In another twist in the British phone hacking scandal, police raided the offices of Britain's Daily Star Sunday and are looking into allegations that News of the World broke into a Scottish politician's voicemail.

Friday's raid on the Daily Star Sunday, which unlike NotW is not owned by Rupert Murdoch's News Corporation, followed the arrest of two former NotW employees this morning. One of them, Andy Coulson, is a former aide to British Prime Minister David Cameron.

Mr. Coulson, the paper's editor when the hacking took place, turned himself in to police, but former colleague and royal correspondent Clive Goodman was arrested in a dawn raid. Mr. Goodman previously served four months in prison for intercepting royal phone calls. Both Goodman and Coulson have been released on bail.

The Daily Star Sunday said the raid on their offices stemmed from an investigation of Goodman, who worked for the newspaper as a freelancer after leaving NotW.

"There was no suggestion whatsoever that Mr. Goodman had acted improperly during his occasional shifts at the Daily Star Sunday, and we can confirm that no payments of any kind were ever made by the newspaper to Clive Goodman contacts,” it said.

The investigation's expansion into other companies does not mean the troubles are over for the soon-to-be defunct NotW or its owner, News International, a UK subsidiary of Mr. Murdoch's News Corporation. Allegations of their own phone hacking have spread beyond England and police in Glasgow have been ordered by Scottish prosecutors to investigate.

The allegations in Scotland are centered on Tommy Sheridan, a former Scottish Socialist Party politician who was convicted of perjury in 2010 partially based on evidence that was presented in court by NotW. Mr. Sherridan sued the publication in 2006 after it published claims that he had engaged in extra-marital affairs. He was awarded £200,000 ($321,000) in damages, but an investigation into whether Sheridan and his wife misled the court began the same year.

On Wednesday, Labour Party MP Tom Watson expressed doubts in the Westminster parliament about the soundness of Sheridan's perjury conviction.

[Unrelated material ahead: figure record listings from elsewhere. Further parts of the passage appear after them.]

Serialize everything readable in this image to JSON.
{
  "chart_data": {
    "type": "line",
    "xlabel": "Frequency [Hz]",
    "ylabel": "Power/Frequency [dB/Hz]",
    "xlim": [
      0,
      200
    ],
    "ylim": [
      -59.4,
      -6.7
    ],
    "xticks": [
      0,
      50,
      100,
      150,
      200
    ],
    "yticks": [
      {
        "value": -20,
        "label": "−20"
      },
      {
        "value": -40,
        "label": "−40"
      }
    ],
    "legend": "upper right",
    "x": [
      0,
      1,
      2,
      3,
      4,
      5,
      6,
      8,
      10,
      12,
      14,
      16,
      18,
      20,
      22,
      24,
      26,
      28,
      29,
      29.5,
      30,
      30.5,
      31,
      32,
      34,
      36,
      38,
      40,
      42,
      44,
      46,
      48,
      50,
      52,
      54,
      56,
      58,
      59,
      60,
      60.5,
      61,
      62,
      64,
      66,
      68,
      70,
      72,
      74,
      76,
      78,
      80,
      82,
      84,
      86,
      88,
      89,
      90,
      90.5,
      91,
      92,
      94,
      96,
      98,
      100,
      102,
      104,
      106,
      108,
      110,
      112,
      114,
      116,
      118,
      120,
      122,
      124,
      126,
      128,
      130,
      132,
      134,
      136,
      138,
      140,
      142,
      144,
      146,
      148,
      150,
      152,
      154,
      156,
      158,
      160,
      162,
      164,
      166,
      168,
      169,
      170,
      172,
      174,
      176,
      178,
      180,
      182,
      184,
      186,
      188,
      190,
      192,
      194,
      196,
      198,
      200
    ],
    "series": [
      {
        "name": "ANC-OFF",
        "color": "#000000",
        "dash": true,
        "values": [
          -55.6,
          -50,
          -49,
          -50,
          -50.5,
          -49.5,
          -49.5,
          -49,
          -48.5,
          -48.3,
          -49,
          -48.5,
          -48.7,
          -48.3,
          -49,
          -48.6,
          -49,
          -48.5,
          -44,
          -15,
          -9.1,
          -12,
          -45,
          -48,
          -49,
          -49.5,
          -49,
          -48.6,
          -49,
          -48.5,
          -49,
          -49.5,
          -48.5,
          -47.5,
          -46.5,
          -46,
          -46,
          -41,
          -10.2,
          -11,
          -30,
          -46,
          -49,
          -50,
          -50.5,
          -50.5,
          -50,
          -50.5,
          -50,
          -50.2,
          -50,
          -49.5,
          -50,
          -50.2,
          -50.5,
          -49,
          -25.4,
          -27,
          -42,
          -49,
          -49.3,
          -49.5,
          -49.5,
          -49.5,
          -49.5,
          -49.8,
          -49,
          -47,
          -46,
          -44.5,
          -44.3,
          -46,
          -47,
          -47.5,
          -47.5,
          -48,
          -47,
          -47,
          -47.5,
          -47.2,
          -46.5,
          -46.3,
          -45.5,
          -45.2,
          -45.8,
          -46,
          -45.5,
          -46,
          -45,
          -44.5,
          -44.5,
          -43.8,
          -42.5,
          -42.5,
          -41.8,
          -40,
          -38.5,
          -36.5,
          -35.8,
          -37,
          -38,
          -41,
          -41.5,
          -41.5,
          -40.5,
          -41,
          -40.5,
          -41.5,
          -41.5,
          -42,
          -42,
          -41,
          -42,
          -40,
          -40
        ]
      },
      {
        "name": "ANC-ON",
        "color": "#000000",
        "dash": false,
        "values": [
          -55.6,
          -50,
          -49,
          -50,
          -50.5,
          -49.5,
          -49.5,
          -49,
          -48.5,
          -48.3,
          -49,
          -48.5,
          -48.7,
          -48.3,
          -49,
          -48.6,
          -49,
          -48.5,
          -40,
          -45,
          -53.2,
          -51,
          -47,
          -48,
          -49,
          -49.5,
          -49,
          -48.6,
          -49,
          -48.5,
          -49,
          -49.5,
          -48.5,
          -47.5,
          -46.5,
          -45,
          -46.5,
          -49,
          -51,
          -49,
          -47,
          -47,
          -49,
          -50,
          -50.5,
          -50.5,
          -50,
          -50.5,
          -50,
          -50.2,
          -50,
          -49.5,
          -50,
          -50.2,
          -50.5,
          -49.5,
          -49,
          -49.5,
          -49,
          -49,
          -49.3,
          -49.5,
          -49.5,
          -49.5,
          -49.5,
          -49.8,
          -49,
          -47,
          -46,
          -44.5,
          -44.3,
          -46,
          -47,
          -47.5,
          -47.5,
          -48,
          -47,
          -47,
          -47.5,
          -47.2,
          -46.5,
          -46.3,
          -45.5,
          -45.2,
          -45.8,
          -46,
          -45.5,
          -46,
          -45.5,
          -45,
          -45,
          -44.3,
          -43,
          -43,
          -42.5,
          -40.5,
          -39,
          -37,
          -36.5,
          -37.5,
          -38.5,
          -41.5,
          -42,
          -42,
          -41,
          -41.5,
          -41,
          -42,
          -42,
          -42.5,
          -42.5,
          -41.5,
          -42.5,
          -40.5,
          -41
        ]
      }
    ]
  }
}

There are no signs of the scandal spreading outside the UK. Ireland’s press ombudsman, John Horgan, said he is not aware of any allegations against Irish editions of British tabloids.

In 1998, the Irish Daily Mirror, a local edition of a British-owned newspaper, reported that Irish politicians’ voicemail messages could be listened to simply by dialing their number and pressing 0000. But there

But Mr. Horgan says, “I have no complaints about those kinds of activities in Ireland since I took up the job in 2008.”

A statement from Ireland's Press Council, on which Horgan sits, said any such allegations "will be processed in the normal way."